Dr. Joan Asarnow is a Professor of Psychiatry and Biobehavioral Sciences at UCLA and a Board Certified  Clinical Child and Adolescent Psychologist (ABPP). She directs a SAMHSA-funded Center for Trauma-Informed Suicide, Self-Harm, and Substance Abuse Treatment and Prevention (ASAP Center, with Co-Director Dr. David-Goldston) which offers trainings, consultation, and technical assistance on trauma-informed approaches to evaluation and treatment for reducing suicide and self-harm risk. At UCLA, Dr.
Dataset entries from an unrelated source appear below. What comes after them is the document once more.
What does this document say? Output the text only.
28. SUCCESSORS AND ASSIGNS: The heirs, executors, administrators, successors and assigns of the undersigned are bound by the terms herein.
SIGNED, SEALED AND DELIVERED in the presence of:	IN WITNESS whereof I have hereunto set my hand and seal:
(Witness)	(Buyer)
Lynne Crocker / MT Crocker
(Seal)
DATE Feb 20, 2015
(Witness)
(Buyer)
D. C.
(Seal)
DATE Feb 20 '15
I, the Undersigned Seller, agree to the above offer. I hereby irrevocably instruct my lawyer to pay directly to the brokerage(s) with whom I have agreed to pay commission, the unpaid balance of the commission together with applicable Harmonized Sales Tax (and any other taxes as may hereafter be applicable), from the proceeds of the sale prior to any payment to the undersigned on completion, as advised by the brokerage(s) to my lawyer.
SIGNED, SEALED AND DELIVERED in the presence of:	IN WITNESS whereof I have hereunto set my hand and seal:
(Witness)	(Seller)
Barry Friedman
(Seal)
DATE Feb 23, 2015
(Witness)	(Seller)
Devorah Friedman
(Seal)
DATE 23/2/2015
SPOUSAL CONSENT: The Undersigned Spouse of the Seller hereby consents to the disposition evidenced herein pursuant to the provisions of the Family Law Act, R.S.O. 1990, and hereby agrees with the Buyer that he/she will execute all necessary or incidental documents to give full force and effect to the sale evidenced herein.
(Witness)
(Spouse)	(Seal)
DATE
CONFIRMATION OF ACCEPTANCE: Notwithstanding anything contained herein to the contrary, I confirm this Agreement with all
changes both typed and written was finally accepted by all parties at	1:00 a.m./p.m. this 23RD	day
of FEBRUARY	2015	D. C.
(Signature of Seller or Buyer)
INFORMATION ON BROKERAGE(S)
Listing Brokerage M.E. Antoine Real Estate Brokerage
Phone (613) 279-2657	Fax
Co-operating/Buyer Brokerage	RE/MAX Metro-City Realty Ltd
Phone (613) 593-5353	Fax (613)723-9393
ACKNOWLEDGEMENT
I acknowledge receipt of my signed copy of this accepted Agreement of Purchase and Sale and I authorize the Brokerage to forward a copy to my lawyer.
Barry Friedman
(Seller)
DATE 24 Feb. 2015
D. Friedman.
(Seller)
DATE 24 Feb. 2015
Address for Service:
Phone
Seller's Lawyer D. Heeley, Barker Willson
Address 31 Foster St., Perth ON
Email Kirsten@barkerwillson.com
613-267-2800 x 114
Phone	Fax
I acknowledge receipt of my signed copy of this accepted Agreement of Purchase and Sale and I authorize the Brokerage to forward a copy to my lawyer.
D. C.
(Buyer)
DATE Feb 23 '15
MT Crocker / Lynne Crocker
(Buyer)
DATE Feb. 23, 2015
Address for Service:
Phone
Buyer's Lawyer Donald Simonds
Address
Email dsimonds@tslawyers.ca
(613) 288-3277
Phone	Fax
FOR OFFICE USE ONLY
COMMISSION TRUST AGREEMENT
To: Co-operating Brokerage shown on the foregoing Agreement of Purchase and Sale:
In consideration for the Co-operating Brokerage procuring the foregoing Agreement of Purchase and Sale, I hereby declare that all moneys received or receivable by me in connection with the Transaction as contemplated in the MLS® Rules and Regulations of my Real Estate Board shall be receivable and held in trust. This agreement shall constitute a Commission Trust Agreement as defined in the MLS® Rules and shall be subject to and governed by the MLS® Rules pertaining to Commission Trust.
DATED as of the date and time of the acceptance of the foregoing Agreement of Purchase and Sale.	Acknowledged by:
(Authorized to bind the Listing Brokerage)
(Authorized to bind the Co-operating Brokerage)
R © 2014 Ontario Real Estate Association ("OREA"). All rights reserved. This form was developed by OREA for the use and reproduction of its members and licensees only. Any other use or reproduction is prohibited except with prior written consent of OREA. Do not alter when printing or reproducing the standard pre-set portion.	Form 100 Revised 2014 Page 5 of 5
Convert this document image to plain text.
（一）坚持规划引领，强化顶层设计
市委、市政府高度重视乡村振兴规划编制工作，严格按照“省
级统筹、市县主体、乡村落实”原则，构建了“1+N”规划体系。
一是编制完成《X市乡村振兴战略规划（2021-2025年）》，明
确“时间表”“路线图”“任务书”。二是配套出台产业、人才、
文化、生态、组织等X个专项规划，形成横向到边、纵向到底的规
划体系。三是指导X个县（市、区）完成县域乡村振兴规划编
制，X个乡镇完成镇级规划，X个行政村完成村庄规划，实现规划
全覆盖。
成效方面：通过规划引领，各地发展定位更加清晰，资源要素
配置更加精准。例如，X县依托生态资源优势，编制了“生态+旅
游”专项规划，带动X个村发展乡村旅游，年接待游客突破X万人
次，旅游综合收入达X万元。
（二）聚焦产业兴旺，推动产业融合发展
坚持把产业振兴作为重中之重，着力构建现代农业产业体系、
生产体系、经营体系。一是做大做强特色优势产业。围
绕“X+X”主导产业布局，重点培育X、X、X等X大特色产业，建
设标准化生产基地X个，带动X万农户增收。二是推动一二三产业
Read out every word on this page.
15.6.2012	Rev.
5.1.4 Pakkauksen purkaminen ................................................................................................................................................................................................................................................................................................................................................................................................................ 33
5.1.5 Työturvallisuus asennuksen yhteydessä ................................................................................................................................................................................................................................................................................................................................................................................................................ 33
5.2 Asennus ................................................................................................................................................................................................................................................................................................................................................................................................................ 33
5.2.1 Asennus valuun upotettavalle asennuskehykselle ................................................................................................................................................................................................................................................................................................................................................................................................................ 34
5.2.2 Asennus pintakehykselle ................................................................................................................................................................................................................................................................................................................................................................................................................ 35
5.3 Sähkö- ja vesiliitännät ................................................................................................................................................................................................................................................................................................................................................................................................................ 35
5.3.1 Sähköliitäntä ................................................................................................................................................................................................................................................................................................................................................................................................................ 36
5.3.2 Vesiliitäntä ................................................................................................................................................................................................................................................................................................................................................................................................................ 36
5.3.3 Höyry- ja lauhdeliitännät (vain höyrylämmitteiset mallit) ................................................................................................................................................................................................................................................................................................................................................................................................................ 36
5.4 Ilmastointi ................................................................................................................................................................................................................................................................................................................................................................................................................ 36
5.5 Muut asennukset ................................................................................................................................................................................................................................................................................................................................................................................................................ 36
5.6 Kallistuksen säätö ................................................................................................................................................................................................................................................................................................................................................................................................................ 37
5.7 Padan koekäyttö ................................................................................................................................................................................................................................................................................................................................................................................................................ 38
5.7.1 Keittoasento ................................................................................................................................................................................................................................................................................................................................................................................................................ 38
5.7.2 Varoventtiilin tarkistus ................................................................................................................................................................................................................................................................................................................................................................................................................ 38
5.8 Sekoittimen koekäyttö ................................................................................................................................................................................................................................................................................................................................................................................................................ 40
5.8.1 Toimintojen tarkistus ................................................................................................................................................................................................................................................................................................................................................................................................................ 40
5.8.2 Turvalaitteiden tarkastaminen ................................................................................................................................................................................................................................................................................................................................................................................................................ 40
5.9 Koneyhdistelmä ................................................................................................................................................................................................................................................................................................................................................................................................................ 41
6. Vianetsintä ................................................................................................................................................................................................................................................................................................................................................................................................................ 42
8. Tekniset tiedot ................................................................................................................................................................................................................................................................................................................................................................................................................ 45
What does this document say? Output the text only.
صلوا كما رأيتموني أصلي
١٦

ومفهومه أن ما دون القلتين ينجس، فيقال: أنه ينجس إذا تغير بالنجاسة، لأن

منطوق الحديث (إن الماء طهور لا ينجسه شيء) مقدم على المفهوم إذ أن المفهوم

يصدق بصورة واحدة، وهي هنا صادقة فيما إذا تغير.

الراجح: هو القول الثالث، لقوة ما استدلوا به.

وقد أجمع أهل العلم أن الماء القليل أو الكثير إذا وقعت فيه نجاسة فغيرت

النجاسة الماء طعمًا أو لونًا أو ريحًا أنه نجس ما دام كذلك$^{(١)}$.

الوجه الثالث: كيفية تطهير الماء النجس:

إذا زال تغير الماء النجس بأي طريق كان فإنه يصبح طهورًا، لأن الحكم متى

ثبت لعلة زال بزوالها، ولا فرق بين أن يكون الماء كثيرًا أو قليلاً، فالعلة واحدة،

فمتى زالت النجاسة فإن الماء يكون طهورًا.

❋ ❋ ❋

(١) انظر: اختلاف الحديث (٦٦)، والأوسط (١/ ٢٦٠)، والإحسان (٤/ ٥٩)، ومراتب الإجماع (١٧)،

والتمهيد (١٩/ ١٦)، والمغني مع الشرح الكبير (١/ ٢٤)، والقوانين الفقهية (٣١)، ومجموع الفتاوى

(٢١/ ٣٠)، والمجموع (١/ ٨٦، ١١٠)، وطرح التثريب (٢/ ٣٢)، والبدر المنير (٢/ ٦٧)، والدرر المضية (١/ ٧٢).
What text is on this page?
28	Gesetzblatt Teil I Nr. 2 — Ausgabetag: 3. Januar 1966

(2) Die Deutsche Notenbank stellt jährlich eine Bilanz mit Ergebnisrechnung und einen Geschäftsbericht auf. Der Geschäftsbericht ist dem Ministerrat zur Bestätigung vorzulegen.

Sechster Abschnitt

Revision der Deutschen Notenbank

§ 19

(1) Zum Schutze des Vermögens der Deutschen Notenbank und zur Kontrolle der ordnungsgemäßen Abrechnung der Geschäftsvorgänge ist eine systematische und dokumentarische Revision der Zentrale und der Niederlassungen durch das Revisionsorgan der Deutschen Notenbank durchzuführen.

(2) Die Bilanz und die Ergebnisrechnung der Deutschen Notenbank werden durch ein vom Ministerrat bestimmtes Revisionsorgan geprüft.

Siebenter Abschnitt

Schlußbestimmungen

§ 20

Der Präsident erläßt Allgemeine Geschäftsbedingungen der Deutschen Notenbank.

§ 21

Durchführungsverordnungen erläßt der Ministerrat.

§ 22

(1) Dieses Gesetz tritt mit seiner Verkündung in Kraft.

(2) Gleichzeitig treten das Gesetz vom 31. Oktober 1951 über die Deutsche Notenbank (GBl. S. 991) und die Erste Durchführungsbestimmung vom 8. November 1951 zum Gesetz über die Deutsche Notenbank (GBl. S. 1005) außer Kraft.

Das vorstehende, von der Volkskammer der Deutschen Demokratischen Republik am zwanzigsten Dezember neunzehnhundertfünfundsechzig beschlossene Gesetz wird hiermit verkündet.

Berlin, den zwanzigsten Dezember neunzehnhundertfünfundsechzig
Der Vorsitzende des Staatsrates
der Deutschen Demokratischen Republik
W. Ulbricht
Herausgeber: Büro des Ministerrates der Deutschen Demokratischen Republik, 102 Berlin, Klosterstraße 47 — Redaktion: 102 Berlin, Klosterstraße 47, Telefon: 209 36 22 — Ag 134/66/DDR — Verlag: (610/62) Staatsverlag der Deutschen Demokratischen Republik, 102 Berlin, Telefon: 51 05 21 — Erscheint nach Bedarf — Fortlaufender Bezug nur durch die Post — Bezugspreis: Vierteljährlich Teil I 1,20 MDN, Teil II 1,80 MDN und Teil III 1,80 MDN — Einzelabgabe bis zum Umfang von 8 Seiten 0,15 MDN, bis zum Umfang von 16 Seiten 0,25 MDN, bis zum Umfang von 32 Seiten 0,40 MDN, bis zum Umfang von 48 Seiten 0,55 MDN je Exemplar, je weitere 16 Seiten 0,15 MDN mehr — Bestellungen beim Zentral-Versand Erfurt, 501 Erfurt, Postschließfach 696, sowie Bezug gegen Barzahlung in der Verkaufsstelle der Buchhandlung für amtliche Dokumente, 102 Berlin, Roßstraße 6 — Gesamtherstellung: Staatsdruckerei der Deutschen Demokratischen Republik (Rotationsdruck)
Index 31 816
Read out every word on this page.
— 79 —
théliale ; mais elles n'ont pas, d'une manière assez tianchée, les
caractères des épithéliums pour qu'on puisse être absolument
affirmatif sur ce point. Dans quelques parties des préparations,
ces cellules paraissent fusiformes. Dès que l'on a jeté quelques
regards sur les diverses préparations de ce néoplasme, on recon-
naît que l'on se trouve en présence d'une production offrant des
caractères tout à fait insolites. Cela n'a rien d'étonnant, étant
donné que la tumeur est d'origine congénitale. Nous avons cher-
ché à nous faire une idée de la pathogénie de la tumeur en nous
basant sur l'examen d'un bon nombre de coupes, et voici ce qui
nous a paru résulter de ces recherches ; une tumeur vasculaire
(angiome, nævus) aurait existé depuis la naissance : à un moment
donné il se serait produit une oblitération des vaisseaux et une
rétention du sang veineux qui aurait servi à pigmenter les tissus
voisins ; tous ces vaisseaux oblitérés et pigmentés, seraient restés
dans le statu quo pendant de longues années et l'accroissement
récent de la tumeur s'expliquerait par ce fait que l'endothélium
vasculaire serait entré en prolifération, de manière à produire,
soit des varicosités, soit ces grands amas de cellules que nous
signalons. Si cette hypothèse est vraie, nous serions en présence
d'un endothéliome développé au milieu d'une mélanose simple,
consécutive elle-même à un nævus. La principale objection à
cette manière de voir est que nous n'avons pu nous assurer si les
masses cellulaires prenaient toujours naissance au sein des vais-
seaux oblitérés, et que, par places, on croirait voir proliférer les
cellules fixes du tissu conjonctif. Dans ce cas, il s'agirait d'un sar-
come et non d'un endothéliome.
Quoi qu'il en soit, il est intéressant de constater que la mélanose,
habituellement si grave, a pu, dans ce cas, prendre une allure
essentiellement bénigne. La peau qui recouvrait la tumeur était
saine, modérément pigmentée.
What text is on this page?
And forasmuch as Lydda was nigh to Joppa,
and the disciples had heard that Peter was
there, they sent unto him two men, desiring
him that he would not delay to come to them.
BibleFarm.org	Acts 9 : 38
Asarnow directs the UCLA Youth Stress and Mood Program, a depression and suicide prevention program with clinical, educational, and research components.  She has led efforts to integrate care for behavioral health problems within pediatrics and other medical settings and to develop and disseminate evidence-based treatments for youth suicide and suicide attempt prevention and depression.  Dr. Asarnow received the 2017 Research Award from the American Foundation for Suicide Prevention for her work developing and evaluating treatment and service delivery strategies for youths suffering with suicidal and self-harm behaviors and the 2020 Distinguished Career Award from the Society for Clinical Child and Adolescent Psychology. Two programs developed by Dr. Asarnow were listed in the National Registry for Evidence-Based Programs (SAMHSA): 1) SAFETY-A/the Family Intervention for Suicide Prevention, a crisis treatment for youths after a suicidal/self-harm episode; and 2) Depression Treatment Quality Improvement, an evidence-based depression treatment program that has been integrated within primary care, mental health, and other settings. Dr. Asarnow has received grants from the National Institute of Mental Health, Centers for Disease Control, Agency for Healthcare Research and Quality, Substance Abuse and Mental Health Services Administration (SAMHSA), American Foundation for Suicide Prevention, and other organizations.  She currently serves on the Scientific Council of the American Foundation for Suicide Prevention and the Scientific Advisory Board of the Klingenstein Third Generation Foundation.